Your Contributions (include, but are not limited to)
- Provide strategic leadership and functional ownership of clinical database programming across clinical programs and therapeutic areas.
- Define, implement, and oversee standards, processes, and best practices for database programming for consistency, quality, and regulatory compliance.
- Mentor, train, and develop team members.
- Lead and perform database programming activities (database builds, data review/cleaning, validation/derivation, migrations, Targeted SDV configuration, SAS dataset creation, Global Library maintenance).
- Partner with Data Management and Analytics & Data Sciences (ADS) and cross-functional leaders on plans, resourcing, and operating models.
- Oversee database timelines, risks, dependencies; identify/mitigate technical issues impacting quality, inspection readiness, or submissions.
- Oversee vendor quality/performance (CROs/consultants).
- Evaluate, implement, validate, and adopt new technologies/platforms for data collection/validation/integration/review.
- Assess software update impacts and document risks/actions.
- Ensure inspection readiness and regulatory compliance via SOP/work instruction/documentation/quality metrics oversight.
- Liaison across Clinical Data Management (and ADS), Clinical Operations, DSPV, Regulatory, IT, and external partners.

Requirements
- BS/BA + 8+ years OR Master’s + 6+ years OR PharmD/PhD + 4+ years related experience.
- Leadership/influencing cross-functional teams without direct authority.
- Advanced knowledge: Medidata Rave; clinical database programming; end-to-end drug development and regulatory submission requirements.
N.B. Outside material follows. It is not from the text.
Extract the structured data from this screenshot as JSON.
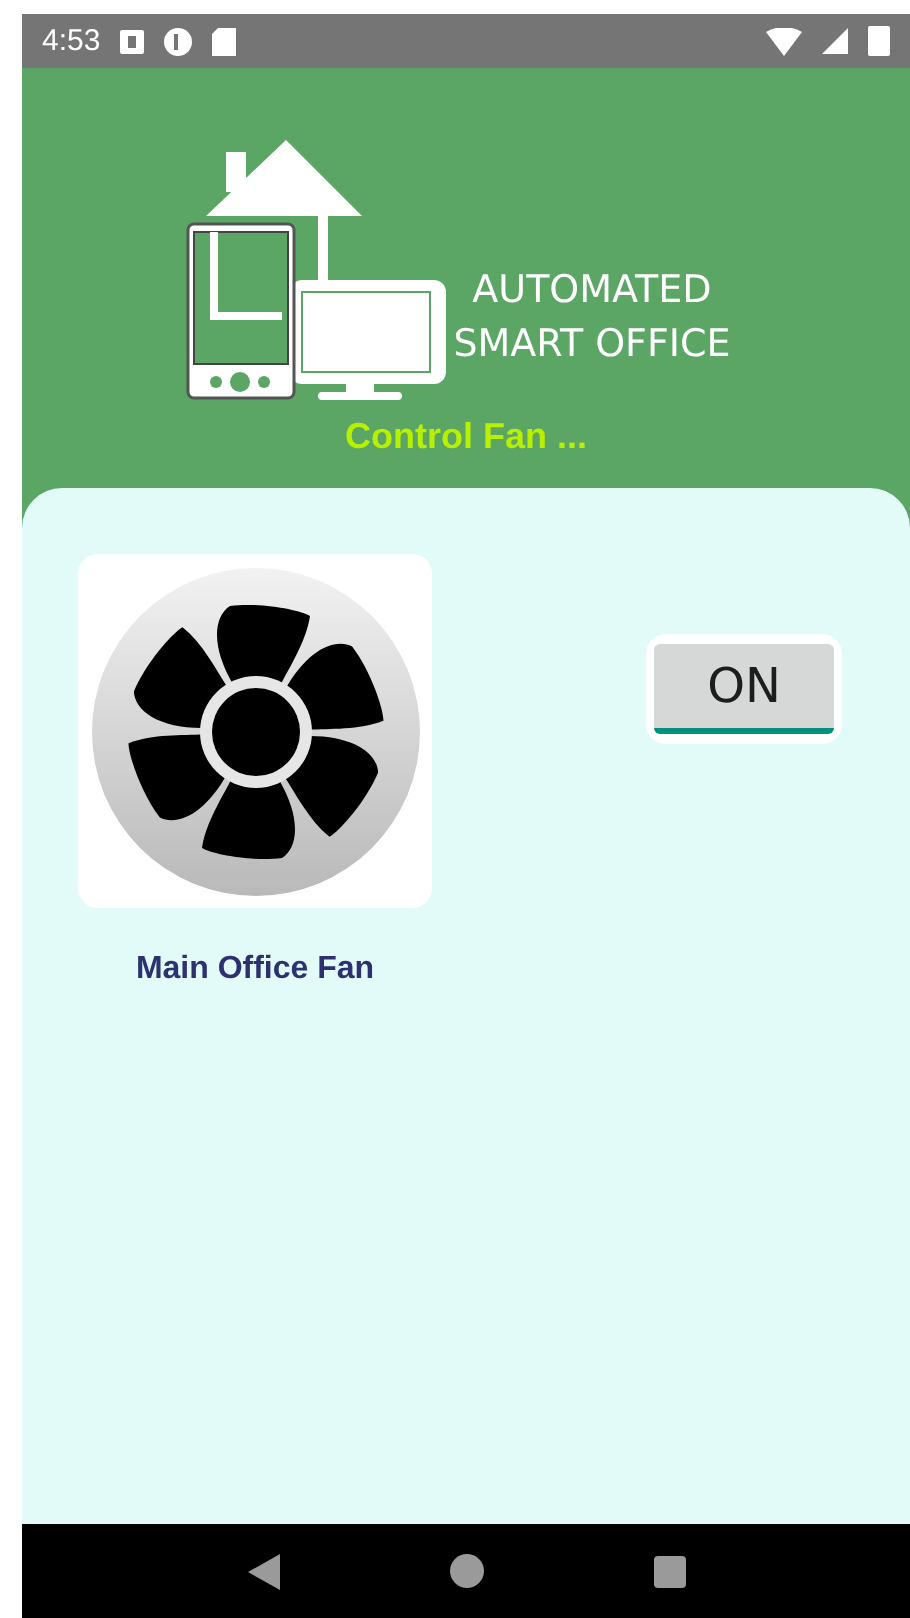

- Expert GCP and applicable FDA/EMA guidance; CDISC (CDASH, SDTM) and organizational implementation.
- Proven ability to define/govern SOPs and standards.
- Advanced hands-on SAS and SQL (or other programming language).
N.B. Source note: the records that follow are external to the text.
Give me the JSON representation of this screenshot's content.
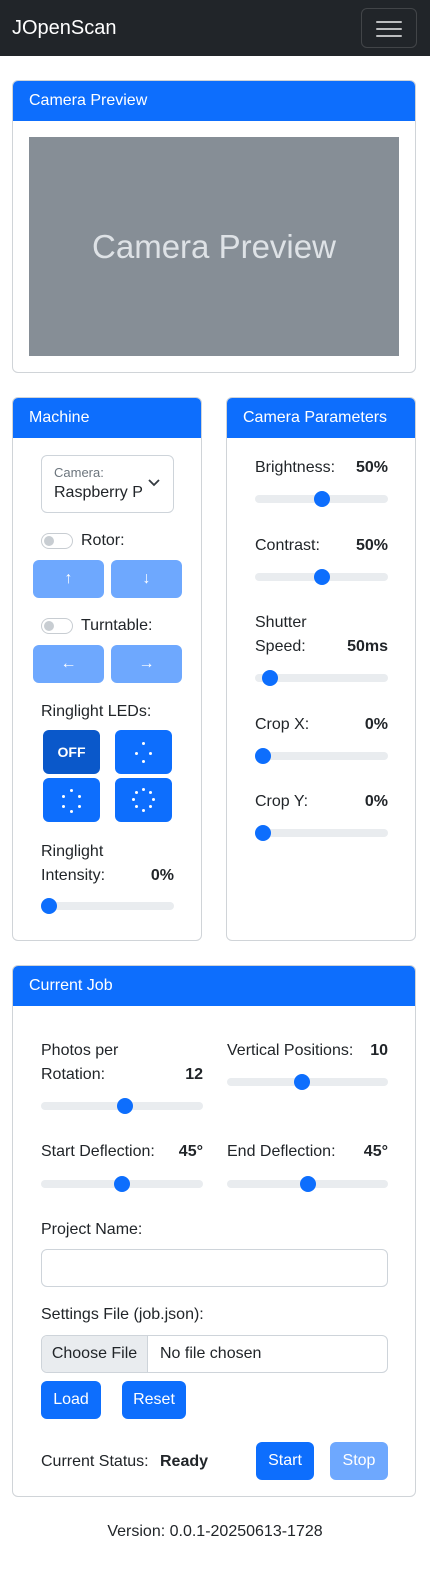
{
  "navbar": {
    "brand": "JOpenScan"
  },
  "preview": {
    "header": "Camera Preview",
    "placeholder": "Camera Preview"
  },
  "machine": {
    "header": "Machine",
    "camera": {
      "label": "Camera:",
      "value": "Raspberry P"
    },
    "rotor": {
      "label": "Rotor:",
      "up": "↑",
      "down": "↓"
    },
    "turntable": {
      "label": "Turntable:",
      "left": "←",
      "right": "→"
    },
    "ringlight": {
      "label": "Ringlight LEDs:",
      "off": "OFF"
    },
    "intensity": {
      "label1": "Ringlight",
      "label2": "Intensity:",
      "value": "0%",
      "level": 0
    }
  },
  "camera_params": {
    "header": "Camera Parameters",
    "brightness": {
      "label": "Brightness:",
      "value": "50%",
      "level": 50
    },
    "contrast": {
      "label": "Contrast:",
      "value": "50%",
      "level": 50
    },
    "shutter": {
      "label1": "Shutter",
      "label2": "Speed:",
      "value": "50ms",
      "level": 6
    },
    "crop_x": {
      "label": "Crop X:",
      "value": "0%",
      "level": 0
    },
    "crop_y": {
      "label": "Crop Y:",
      "value": "0%",
      "level": 0
    }
  },
  "job": {
    "header": "Current Job",
    "photos": {
      "label1": "Photos per",
      "label2": "Rotation:",
      "value": "12",
      "level": 52
    },
    "vertical": {
      "label": "Vertical Positions:",
      "value": "10",
      "level": 46
    },
    "start_deflection": {
      "label": "Start Deflection:",
      "value": "45°",
      "level": 50
    },
    "end_deflection": {
      "label": "End Deflection:",
      "value": "45°",
      "level": 50
    },
    "project_name": {
      "label": "Project Name:",
      "value": ""
    },
    "settings_file": {
      "label": "Settings File (job.json):",
      "button": "Choose File",
      "status": "No file chosen"
    },
    "load": "Load",
    "reset": "Reset",
    "status_label": "Current Status:",
    "status_value": "Ready",
    "start": "Start",
    "stop": "Stop"
  },
  "footer": {
    "version": "Version: 0.0.1-20250613-1728"
  },
  "colors": {
    "primary": "#0d6efd",
    "primary_light": "#6ea8fe",
    "navbar": "#212529",
    "preview": "#868e96"
  }
}
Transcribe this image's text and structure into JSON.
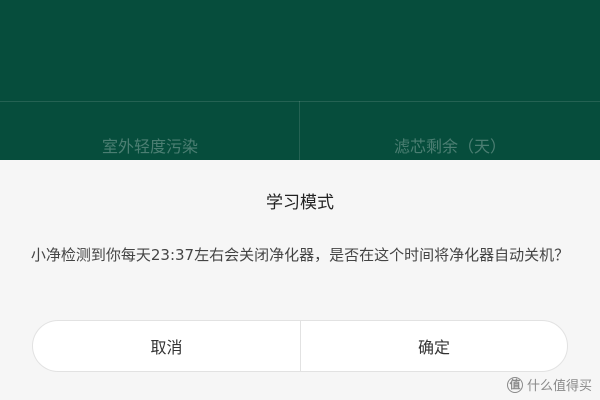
{
  "background": {
    "labels": {
      "left": "室外轻度污染",
      "right": "滤芯剩余（天）"
    }
  },
  "dialog": {
    "title": "学习模式",
    "message": "小净检测到你每天23:37左右会关闭净化器，是否在这个时间将净化器自动关机？",
    "buttons": {
      "cancel": "取消",
      "confirm": "确定"
    }
  },
  "watermark": {
    "icon_glyph": "值",
    "text": "什么值得买"
  },
  "colors": {
    "background_green": "#064d3c",
    "dialog_bg": "#f6f6f6"
  }
}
- Excellent computer skills; strong communication/problem-solving/analytical skills; strong project management.
- Experience with data visualization tools; enterprise system implementations/major upgrades.

Preferred
- Custom programming experience.

Benefits (if offered in description)
- Annual bonus (target 30%); equity long-term incentive eligibility; retirement savings match; paid vacation/holidays/personal days; paid caregiver/parental and medical leave; medical/prescription/dental/vision coverage.